The bout was a rematch of a Nov. 9, 1996, bout in which Holyfield stopped Tyson in the 11th round as a 25-to-1 underdog. Holyfield won this one by disqualification in the third round -- the bout will be remembered for Tyson, enraged by head butts, twice biting Holyfield's ears, leading to the disqualification by referee Mills Lane. He was fined $3 million by the Nevada Athletic Commission.

Sugar Ray Leonard (33-1, 24 KOs) vs. Marvelous Marvin Hagler (62-2-2, 52 KOs)
April 6, 1987, Caesars Palace in Las Vegas
12 rounds for the WBC middleweight title

The Leonard-Hagler bout had been anticipated for years and on Nov. 9, 1982, an event was held to announce Leonard’s plans. Howard Cosell served as emcee and it was expected Leonard would announce he would fight Hagler. Instead, Leonard said an eye injury would force him to retire. When the two finally met in 1987, Leonard won by split decision. Unable to get a rematch, a frustrated Hagler retired and never fought again.

Muhammad Ali (31-0, 25 KOs) vs. Joe Frazier (26-0, 23 KOs)
March 8, 1971, Madison Square Garden in New York
15 rounds for the undisputed heavyweight championship

Two unbeaten men who both had a claim to the heavyweight crown met in one of the most highly anticipated fights ever, with Frazier winning by unanimous decision.

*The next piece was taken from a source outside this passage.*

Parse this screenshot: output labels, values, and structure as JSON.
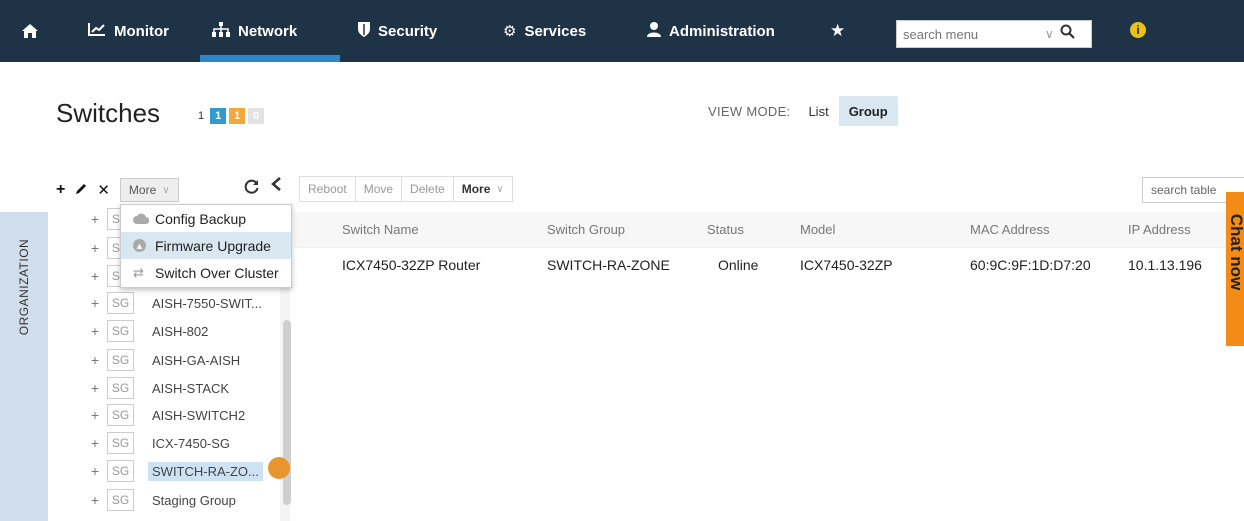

Both men were guaranteed $2.5 million in purses, and Frank Sinatra was a credentialed ringside photographer.

Joe Louis (35-1, 31 KOs) vs. Max Schmeling (52-7-4, 37 KOs)
June 22, 1938, Yankee Stadium in New York
15 rounds for the undisputed heavyweight championship

Schmeling knocked out Louis in the 12th round in a non-title fight in 1936, and Adolf Hitler and his regime used the win as evidence of German superiority. In the rematch, Louis won by first-round knockout. Schmeling, who threw only two punches, wound up in a New York hospital for 10 days following the bout and suffered several broken vertebrae.

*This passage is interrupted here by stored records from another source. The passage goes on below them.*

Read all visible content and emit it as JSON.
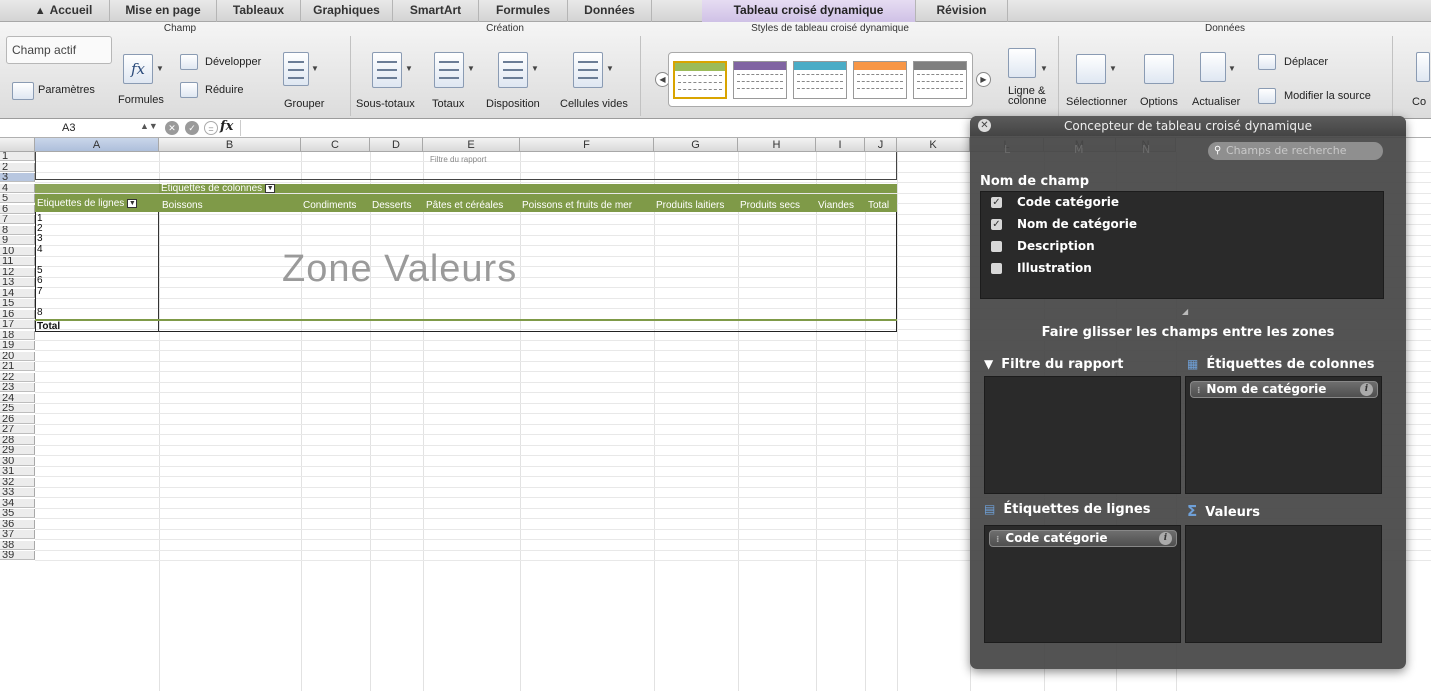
{
  "tabs": [
    {
      "label": "Accueil"
    },
    {
      "label": "Mise en page"
    },
    {
      "label": "Tableaux"
    },
    {
      "label": "Graphiques"
    },
    {
      "label": "SmartArt"
    },
    {
      "label": "Formules"
    },
    {
      "label": "Données"
    },
    {
      "label": "Tableau croisé dynamique"
    },
    {
      "label": "Révision"
    }
  ],
  "ribbon": {
    "group_champ": "Champ",
    "group_creation": "Création",
    "group_styles": "Styles de tableau croisé dynamique",
    "group_donnees": "Données",
    "champ_actif": "Champ actif",
    "parametres": "Paramètres",
    "formules": "Formules",
    "developper": "Développer",
    "reduire": "Réduire",
    "grouper": "Grouper",
    "sous_totaux": "Sous-totaux",
    "totaux": "Totaux",
    "disposition": "Disposition",
    "cellules_vides": "Cellules vides",
    "ligne_colonne_1": "Ligne &",
    "ligne_colonne_2": "colonne",
    "selectionner": "Sélectionner",
    "options": "Options",
    "actualiser": "Actualiser",
    "deplacer": "Déplacer",
    "modifier_source": "Modifier la source",
    "cut_label": "Co"
  },
  "formula_bar": {
    "name_box": "A3",
    "fx": "fx",
    "formula": ""
  },
  "grid": {
    "columns": [
      "A",
      "B",
      "C",
      "D",
      "E",
      "F",
      "G",
      "H",
      "I",
      "J",
      "K",
      "L",
      "M",
      "N"
    ],
    "rows": [
      "1",
      "2",
      "3",
      "4",
      "5",
      "6",
      "7",
      "8",
      "9",
      "10",
      "11",
      "12",
      "13",
      "14",
      "15",
      "16",
      "17",
      "18",
      "19",
      "20",
      "21",
      "22",
      "23",
      "24",
      "25",
      "26",
      "27",
      "28",
      "29",
      "30",
      "31",
      "32",
      "33",
      "34",
      "35",
      "36",
      "37",
      "38",
      "39"
    ]
  },
  "pivot": {
    "report_filter": "Filtre du rapport",
    "col_labels": "Etiquettes de colonnes",
    "row_labels": "Etiquettes de lignes",
    "headers": [
      "Boissons",
      "Condiments",
      "Desserts",
      "Pâtes et céréales",
      "Poissons et fruits de mer",
      "Produits laitiers",
      "Produits secs",
      "Viandes",
      "Total"
    ],
    "row_items": [
      "1",
      "2",
      "3",
      "4",
      "5",
      "6",
      "7",
      "8"
    ],
    "total": "Total",
    "zone_values": "Zone Valeurs"
  },
  "panel": {
    "title": "Concepteur de tableau croisé dynamique",
    "search_placeholder": "Champs de recherche",
    "field_name_header": "Nom de champ",
    "fields": [
      {
        "label": "Code catégorie",
        "checked": true
      },
      {
        "label": "Nom de catégorie",
        "checked": true
      },
      {
        "label": "Description",
        "checked": false
      },
      {
        "label": "Illustration",
        "checked": false
      }
    ],
    "drag_hint": "Faire glisser les champs entre les zones",
    "zone_report_filter": "Filtre du rapport",
    "zone_column_labels": "Étiquettes de colonnes",
    "zone_row_labels": "Étiquettes de lignes",
    "zone_values": "Valeurs",
    "column_field": "Nom de catégorie",
    "row_field": "Code catégorie"
  },
  "colors": {
    "pivot_header": "#7f9a48",
    "active_tab": "#d9cdec",
    "panel_bg": "#464646"
  }
}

Jack Dempsey (65-5-11, 51 KOs) vs. Gene Tunney (63-1-1, 47 KOs)
Sept. 22, 1927, Solider Field in Chicago
10 rounds for the undisputed heavyweight championship

Gene Tunney is down as Jack Dempsey stands in the corner during 'The Long Count' bout. (AP)
Gene Tunney is down as Jack Dempsey stands in the corner during 'The Long Count' bout. (AP)

The bout was a rematch of a sensational 1926 match that was called Ring Magazine's Fight of the Year. Tunney won the second match by unanimous decision in a fight that became known as "The Long Count" bout. New rules required the fighter scoring a knockdown to go to a neutral corner. Dempsey knocked Tunney down in the seventh, but took some time to go to the neutral corner. The referee halted the count until he did. Tunney got up at nine, survived and won the bout. Had Dempsey immediately gone to the neutral corner, he likely would have won by knockout.

Jack Johnson vs. James J. Jeffries
July 4, 1910, in Reno, Nev.
45 rounds for the world heavyweight championship

Jeffries was the former champion coming out of retirement to face Johnson, the African-American champion, and the bout was dubbed "The Great White Hope" match. Johnson won by TKO in the 15th. Jeffries made $120,000 for the fight, which adjusted for inflation would have been around $3 million in 2014.